Метод самопроникновения, логически, должен исходить из понимания примитивных, простых и сложных речевых форм: от инстинктивных выкриков до оригинальных словооборотов, а от них к обеспечению отраслевой практической деятельности. Собственно, и несомненно именно таковая является доминирующей, фундаментирующей подоплёкой всей системы словообразования. Впоследствии она, естественным образом, проструктурировалась в специализированные языки. Одним из таких кластеров, существующих с незапамятных времён и активно развивающихся до сих пор, являются так называемые «торговые языки».
Если прикладной фактор социального единения является суровой необходимостью, так сказать «злобой жизни», то «двуязычие» и, особенно, «двусмысленность» отражают шарм, смекалку и красивость людского языка.
Колоссальной персоной в нём выглядит самобытная речевая практика. В данном случае внимание обращено на Россию. Русская самобытность олицетворяет некий симфонический образный колорит, порождает в родном языке наслаждение, существует как некий вкус, навевает тонкий аромат. Живёт в разных форменных проявлениях: в высказываниях (бытовая речь), изречениях (бытовые наречия — «смазочные» выражения (не путать со словами-сорняками), неологизмы, жаргонизмы), предания (народная мудрость, житейский опыт), поговорки, пословицы, диалекты, сказки, былины, верования, обрядовые приговоры-наговоры, плачи, народные песни, частушки, песенный речитатив.
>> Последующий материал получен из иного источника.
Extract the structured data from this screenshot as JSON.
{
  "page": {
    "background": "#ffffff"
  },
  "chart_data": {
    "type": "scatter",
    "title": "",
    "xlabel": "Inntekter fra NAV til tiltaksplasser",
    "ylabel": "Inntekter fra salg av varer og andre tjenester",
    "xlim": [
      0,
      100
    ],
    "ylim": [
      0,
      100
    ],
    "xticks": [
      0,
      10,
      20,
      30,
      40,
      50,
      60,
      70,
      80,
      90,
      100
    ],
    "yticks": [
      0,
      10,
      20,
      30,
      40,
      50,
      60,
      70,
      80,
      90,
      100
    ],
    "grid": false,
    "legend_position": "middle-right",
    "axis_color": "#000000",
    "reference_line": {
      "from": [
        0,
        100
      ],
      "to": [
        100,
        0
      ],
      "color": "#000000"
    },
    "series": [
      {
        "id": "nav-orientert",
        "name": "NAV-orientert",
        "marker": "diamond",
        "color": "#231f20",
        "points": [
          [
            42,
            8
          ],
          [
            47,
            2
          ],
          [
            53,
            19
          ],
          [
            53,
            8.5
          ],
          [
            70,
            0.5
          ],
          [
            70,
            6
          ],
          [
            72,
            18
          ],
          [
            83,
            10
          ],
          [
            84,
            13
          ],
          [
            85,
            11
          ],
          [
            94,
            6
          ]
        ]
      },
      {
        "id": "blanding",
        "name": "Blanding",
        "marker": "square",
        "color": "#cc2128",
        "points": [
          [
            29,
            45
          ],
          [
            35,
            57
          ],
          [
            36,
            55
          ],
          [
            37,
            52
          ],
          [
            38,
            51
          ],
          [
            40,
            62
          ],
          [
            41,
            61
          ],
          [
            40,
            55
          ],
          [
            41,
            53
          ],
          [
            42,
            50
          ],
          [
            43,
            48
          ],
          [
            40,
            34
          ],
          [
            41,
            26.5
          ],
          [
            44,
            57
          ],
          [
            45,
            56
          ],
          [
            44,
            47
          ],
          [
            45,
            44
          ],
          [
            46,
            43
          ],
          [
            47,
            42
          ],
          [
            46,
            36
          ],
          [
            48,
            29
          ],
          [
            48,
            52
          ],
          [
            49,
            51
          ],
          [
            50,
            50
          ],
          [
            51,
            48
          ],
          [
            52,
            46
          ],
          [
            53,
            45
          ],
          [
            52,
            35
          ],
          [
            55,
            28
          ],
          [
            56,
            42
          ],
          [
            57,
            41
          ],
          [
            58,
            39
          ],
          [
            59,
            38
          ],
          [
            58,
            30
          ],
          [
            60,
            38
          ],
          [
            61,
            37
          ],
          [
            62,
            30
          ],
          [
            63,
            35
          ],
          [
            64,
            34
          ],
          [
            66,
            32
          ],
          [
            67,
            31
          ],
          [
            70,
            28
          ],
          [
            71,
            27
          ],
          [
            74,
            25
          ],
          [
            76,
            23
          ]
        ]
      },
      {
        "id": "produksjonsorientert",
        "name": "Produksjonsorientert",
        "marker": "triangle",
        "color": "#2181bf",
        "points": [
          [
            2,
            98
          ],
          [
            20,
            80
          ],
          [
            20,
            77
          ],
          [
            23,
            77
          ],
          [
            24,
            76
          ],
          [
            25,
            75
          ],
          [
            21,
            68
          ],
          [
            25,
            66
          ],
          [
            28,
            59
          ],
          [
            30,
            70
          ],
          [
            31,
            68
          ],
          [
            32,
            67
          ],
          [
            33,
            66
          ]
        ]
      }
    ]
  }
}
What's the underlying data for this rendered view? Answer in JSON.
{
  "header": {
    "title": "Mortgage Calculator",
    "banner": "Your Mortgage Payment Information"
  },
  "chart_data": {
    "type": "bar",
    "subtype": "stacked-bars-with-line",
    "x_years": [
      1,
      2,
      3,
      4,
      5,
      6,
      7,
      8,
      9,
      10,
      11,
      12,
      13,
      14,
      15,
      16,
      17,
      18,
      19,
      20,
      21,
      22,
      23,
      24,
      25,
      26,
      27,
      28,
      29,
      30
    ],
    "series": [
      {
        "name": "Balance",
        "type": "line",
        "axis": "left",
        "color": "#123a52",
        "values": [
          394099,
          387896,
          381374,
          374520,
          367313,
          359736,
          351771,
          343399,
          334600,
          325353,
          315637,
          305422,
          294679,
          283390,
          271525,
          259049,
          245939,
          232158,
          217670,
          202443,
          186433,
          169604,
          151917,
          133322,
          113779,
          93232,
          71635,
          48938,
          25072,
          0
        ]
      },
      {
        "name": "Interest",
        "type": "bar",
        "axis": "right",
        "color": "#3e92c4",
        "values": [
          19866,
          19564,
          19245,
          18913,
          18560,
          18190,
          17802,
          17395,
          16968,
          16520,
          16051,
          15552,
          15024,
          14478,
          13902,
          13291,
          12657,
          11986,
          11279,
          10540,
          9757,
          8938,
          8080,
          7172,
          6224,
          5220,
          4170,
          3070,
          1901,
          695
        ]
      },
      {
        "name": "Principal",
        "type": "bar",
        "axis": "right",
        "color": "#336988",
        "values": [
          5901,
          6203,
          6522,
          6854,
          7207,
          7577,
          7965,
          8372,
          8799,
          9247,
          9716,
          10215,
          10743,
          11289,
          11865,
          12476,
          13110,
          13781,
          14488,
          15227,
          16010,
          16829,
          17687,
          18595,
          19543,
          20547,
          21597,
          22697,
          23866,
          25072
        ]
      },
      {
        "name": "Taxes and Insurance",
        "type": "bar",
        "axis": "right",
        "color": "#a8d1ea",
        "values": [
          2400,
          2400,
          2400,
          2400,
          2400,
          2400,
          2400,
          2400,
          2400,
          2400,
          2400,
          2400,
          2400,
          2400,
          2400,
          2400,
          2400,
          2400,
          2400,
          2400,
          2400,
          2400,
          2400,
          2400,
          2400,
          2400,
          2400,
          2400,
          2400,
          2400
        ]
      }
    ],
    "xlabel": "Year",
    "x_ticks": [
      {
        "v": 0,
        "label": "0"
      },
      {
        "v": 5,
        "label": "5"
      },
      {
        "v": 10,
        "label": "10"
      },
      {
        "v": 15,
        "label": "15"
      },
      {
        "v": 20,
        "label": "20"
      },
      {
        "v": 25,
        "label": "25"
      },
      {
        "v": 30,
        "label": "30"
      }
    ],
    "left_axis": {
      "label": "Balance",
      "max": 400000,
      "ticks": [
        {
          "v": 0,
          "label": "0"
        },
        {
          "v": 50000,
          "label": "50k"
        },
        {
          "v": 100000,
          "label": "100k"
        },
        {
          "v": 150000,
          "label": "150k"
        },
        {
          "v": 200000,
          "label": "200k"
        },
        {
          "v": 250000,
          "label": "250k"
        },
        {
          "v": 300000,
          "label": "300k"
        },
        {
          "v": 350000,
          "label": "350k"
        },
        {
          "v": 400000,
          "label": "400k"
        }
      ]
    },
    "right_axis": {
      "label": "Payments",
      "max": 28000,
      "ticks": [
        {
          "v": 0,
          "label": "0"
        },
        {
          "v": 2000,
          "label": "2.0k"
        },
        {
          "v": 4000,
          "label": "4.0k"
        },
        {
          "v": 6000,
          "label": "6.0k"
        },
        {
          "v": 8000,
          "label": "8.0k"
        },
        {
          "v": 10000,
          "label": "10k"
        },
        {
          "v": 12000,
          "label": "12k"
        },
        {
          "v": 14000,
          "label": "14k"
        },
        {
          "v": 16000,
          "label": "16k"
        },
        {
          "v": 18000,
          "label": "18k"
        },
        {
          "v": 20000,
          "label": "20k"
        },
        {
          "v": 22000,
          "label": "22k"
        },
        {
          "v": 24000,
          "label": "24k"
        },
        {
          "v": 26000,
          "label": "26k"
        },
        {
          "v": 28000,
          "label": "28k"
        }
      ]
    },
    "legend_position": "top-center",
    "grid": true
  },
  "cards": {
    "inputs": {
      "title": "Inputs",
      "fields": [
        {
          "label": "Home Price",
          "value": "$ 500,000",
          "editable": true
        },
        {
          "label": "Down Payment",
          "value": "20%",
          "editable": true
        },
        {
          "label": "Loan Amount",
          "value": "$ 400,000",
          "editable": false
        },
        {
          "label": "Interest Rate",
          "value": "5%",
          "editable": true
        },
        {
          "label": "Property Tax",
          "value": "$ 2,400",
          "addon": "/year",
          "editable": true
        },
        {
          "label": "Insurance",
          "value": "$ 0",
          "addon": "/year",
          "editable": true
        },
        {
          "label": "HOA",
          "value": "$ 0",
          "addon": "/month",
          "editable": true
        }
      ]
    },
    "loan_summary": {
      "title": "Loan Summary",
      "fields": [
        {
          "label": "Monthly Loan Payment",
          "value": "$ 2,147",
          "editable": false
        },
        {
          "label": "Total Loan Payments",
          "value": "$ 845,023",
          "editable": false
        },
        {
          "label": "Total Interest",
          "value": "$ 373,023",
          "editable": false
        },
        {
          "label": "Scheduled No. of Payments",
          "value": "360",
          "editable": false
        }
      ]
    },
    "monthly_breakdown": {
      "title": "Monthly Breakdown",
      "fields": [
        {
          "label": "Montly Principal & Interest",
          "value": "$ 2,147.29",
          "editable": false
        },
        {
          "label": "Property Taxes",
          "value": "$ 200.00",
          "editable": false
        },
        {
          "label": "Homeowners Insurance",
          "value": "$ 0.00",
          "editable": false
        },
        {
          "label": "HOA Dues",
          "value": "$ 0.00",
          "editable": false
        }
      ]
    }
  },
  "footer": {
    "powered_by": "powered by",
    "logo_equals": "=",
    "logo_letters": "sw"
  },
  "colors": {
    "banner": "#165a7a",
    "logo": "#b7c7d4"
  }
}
Она за-полняет все ниши, «пустоты» социального общения, оставшиеся от профессиональных языков, и, потому, является самой массовой в символической сфере – ноосфере общественной жизни.
Как и остальные и этот объект языковой культуры также нуждается в сохранении, изучении. Такое пристальное отношение неизменно будет способствовать её развитию. Здесь уместно уточнение. Предлагаемый подход не претендует на сугубый научный замах. Надо отдать заслуженную дань уже проведённым титаническим лингвистическим изысканиям: одно имя К.Н. Прокошевой чего стоит! Однако, если отмеченный академический стиль придерживался стратегии выявления, объяснения и отражения преимущественно старинной речевой практики, то предлагаемый метод — как призыв к современной толще народной массы будоражить свои умы для отдачи всевозможных фразеологизмов (и не только выпендрёжных экивоков), в том числе и старинных осколков. Возможны, или даже скорее всего, будут повторы со «Словарём...», но, как говорится, «кашу маслом не испортишь».
Постижение глубин бытового языка позволит отделить пустяшные от шедевральных образцов народной речи. При этом, бесспорно, что весь рассматриваемый диапазон речевой какофонии является проявлением национальной культуры.
Все словесные извороты имеют разную временную протяжённость. Одни, как всполохи огня, случайно возникнув, тут же угасают, другие живут дольше. При этом, как правило, поначалу существуют в узкой локализации. Здесь начинается самое примечательное и особенное, настолько, что заставляет безотлагательно обращать внимание на самобытный речевой глас, выделяя его как серьёзную научную тему.
Превалирующим разделом её является общий сбор различных образцов русского народного говора с последующим формованием и подачей его как памятную! кладезь простого самобытного языка. Затем необходимо выискивание из этого арсенала наиболее удачных выражений, с «сочной» семантической изюминкой, таких как «hier und da» – «ерунда»....
Кстати, данный идиоматический каламбур, в процессе этимологического анализа, является удачным творческим продуктом простой русской души, проявляющейся преимущественно в ироническом антифразисе. Современным апогеем её, очевидно, можно признать оксюморон "Митьков". Яркой исторической иллюстрацией русского изобретения словосочетаний противоположного смысла в духе подкола, является целый набор смысловых видоизменений из французских слов: ШВАЛЬ (фр. Sheval – лошадь. Никчемный человек), ШАРОМЫГА (фр. Cher Ami – Милый друг. Ни своего кола, ни двора), ШУШЕРА (фр. Сhez Cherie – К милой. Оборванец), ШАНТРОПА (фр. Chantra pas – Не будет петь. Негодник).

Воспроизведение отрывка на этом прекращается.